Anything I said or thought could be discounted because I was female. If I questioned a teaching, it was because I was using my emotions instead of being logical. If something in the bible seemed wrong, even cruel, it was because I was blinded by the world and unable to appreciate the true beauty of God’s plan. If I questioned the patriarchy, it was because of my rebellious desire to “usurp authority” over men.

I got a job in my late teens, despite many doubts from my stay-at-home, homeschooling mother. I loved it. I saved money and made big plans, bought a car, started studying at a local college, in spite of college being actively discouraged. I was told that women didn’t need to go to college, since they were expected to get married and stay at home raising babies. Besides, colleges were full of worldly teachings that might lead me astray.

But I couldn’t stop, I couldn’t go back to my stifling stay-at-home life. In fact, I stayed away from home as much as possible, unable to handle the constant tension when I walked in the door.

That tension got worse and worse.

I started seeing a licensed counselor in secret because I was so miserable, depressed, and anxious. I thought about suicide every day, but with hell looming on the other side of the curtain, I never attempted it. I was torn between my desire to be my own person, and the terrible fear that I was a sinner for wanting freedom.

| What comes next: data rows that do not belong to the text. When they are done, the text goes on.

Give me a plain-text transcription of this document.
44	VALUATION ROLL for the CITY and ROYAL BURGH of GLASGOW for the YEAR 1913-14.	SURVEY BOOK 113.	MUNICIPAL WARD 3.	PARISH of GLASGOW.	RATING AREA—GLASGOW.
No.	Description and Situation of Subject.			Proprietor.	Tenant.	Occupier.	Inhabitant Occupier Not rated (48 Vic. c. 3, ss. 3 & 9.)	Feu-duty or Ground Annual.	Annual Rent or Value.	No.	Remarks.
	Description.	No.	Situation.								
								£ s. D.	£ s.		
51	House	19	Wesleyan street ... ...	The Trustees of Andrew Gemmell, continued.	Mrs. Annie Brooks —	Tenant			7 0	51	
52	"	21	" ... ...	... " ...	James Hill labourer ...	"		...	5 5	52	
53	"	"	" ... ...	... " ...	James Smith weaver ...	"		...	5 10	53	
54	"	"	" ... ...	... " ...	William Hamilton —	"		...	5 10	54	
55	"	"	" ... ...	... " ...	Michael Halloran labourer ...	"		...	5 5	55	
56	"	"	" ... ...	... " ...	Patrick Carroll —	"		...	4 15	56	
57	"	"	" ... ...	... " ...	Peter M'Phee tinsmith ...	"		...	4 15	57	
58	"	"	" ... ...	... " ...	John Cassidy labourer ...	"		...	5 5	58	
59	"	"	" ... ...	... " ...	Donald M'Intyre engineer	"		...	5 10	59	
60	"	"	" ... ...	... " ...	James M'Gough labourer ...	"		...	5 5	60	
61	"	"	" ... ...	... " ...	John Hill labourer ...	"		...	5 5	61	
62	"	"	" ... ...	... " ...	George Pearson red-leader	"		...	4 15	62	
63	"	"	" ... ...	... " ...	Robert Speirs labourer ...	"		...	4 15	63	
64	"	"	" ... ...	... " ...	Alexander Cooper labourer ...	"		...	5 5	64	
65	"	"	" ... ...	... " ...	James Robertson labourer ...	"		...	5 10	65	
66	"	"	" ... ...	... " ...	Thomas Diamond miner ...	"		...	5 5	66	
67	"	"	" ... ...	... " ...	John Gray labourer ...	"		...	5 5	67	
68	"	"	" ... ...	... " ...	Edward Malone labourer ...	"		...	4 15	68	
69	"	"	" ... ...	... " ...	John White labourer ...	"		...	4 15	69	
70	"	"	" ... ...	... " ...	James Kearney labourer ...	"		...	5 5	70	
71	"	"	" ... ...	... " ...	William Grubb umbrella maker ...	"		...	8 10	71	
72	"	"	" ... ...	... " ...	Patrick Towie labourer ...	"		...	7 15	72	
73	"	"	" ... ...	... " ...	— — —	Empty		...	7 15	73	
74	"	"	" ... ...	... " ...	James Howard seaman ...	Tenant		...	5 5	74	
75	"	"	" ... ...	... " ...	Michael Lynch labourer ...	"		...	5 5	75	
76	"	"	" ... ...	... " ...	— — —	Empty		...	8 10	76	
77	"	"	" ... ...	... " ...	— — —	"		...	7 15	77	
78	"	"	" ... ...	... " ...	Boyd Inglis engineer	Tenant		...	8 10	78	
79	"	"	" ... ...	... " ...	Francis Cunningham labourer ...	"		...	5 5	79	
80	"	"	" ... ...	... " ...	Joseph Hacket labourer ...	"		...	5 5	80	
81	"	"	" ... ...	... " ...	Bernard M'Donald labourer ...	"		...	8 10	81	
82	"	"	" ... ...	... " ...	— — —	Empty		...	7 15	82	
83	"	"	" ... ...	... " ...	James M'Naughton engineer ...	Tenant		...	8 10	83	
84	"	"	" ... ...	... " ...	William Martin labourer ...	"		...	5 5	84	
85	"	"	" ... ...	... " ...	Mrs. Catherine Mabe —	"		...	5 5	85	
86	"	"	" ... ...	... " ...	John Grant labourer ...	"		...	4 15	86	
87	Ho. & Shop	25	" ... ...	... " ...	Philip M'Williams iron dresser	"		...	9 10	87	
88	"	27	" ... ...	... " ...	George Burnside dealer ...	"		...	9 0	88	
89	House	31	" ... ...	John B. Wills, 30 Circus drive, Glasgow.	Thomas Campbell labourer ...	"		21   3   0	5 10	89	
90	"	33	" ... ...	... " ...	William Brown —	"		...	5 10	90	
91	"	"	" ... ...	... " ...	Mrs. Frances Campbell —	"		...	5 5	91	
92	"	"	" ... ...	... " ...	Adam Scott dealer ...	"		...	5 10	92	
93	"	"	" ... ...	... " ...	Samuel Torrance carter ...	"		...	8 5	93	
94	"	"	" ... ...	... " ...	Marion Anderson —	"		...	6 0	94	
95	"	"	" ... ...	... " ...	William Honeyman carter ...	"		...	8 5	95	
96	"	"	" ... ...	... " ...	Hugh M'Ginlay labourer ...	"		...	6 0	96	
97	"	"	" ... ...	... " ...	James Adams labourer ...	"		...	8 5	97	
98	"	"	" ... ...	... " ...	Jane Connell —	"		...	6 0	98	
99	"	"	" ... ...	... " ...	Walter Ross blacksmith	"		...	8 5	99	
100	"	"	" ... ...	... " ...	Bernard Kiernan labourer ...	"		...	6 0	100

I had been told so clearly that being my own person was Not Okay. I wasn’t supposed to be focused on myself, I was supposed to focus on God and other people. I remember being nervous about a musical recital that I was supposed to perform at. Instead of giving me the usual humorous advice about imagining the audience in their underwear, my mother told me that being nervous was sin—it meant I was focusing on myself and how I was performing, rather than trying to please the audience. Great. I couldn’t even be nervous without sinning. And doesn’t that just cut to the heart of being a woman in the patriarchy? You are there to please other people.

There’s a lot of danger in homeschooling. My mother worked hard to teach us. She loved us, but she was afraid. My siblings and I lived in an island of isolation containing our home and our church. We grew up being told that there was only one way to worship God, only one way to honor Him (of course God was male!) and that most of the world was going to hell. My mother’s worst fear, I think, was that her children would burn in eternal flames, and she wrapped us in a cocoon of anxiety and rule-following and strict roles to play in this life, hoping it would keep us on the straight and narrow. The anger that often blazed from her was fueled by fear.

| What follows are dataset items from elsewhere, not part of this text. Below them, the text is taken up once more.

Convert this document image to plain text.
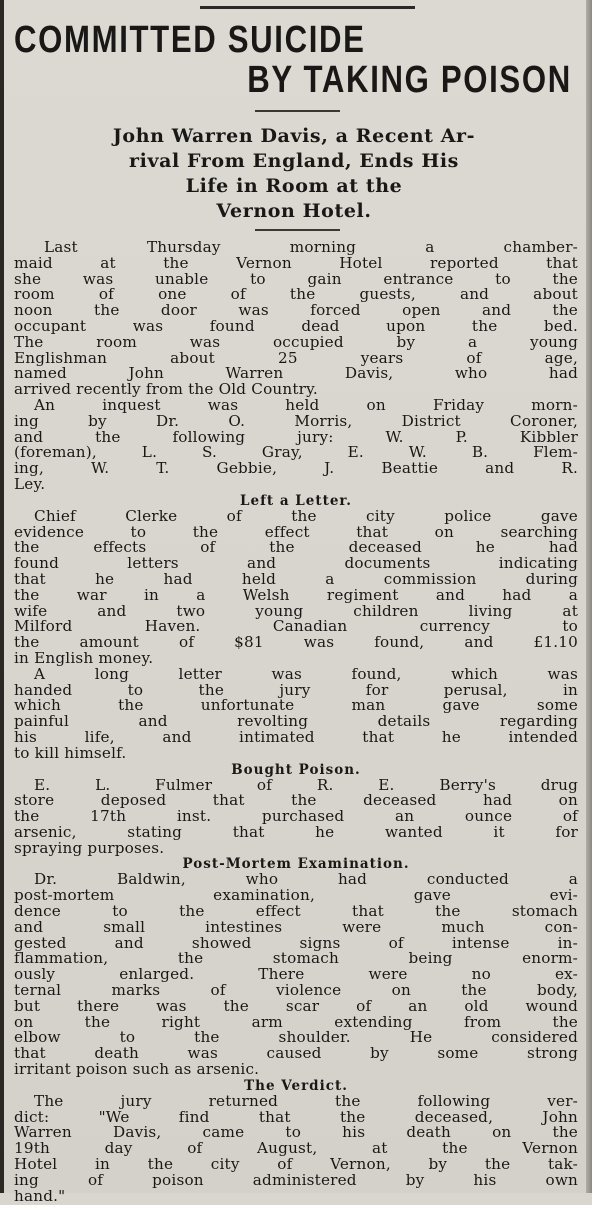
COMMITTED SUICIDE
BY TAKING POISON
John Warren Davis, a Recent Ar-
rival From England, Ends His
Life in Room at the
Vernon Hotel.
Last Thursday morning a chamber-
maid at the Vernon Hotel reported that
she was unable to gain entrance to the
room of one of the guests, and about
noon the door was forced open and the
occupant was found dead upon the bed.
The room was occupied by a young
Englishman about 25 years of age,
named John Warren Davis, who had
arrived recently from the Old Country.
An inquest was held on Friday morn-
ing by Dr. O. Morris, District Coroner,
and the following jury: W. P. Kibbler
(foreman), L. S. Gray, E. W. B. Flem-
ing, W. T. Gebbie, J. Beattie and R.
Ley.
Left a Letter.
Chief Clerke of the city police gave
evidence to the effect that on searching
the effects of the deceased he had
found letters and documents indicating
that he had held a commission during
the war in a Welsh regiment and had a
wife and two young children living at
Milford Haven. Canadian currency to
the amount of $81 was found, and £1.10
in English money.
A long letter was found, which was
handed to the jury for perusal, in
which the unfortunate man gave some
painful and revolting details regarding
his life, and intimated that he intended
to kill himself.
Bought Poison.
E. L. Fulmer of R. E. Berry's drug
store deposed that the deceased had on
the 17th inst. purchased an ounce of
arsenic, stating that he wanted it for
spraying purposes.
Post-Mortem Examination.
Dr. Baldwin, who had conducted a
post-mortem examination, gave evi-
dence to the effect that the stomach
and small intestines were much con-
gested and showed signs of intense in-
flammation, the stomach being enorm-
ously enlarged. There were no ex-
ternal marks of violence on the body,
but there was the scar of an old wound
on the right arm extending from the
elbow to the shoulder. He considered
that death was caused by some strong
irritant poison such as arsenic.
The Verdict.
The jury returned the following ver-
dict: "We find that the deceased, John
Warren Davis, came to his death on the
19th day of August, at the Vernon
Hotel in the city of Vernon, by the tak-
ing of poison administered by his own
hand."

But there was something inside me that fought this worldview, something that refused to accept my fate as an obedient female. My mind tried to detach itself from what was happening around me—I was frequently in a state of derealization, aware of myself but not really “in” myself. But I couldn’t turn back time, and with the help of counseling I began to realize that I didn’t have to live in a constant state of guilt over my perceived failure to be the perfect patriarchal daughter.

Slowly, so slowly, I began to accept that it was okay to be myself.

I began to take a stand, one decision at a time. I was met with resistance, screaming, shouting, threats of hell. But I hunkered down behind each decision I made like a soldier engaged in trench warfare, creeping across the battlefield. What clothes I wore. What college I went to. What career I chose. Then I moved out of my parents’ house, knowing with a glorious sense of peace that I would never move back in. It wasn’t the end of the war, but it was my Gettysburg, and I was Meade, not Lee.

They said the wrath of God would strike like lightning from the sky. But I stepped out from under the umbrella of patriarchy—and the sky was clear.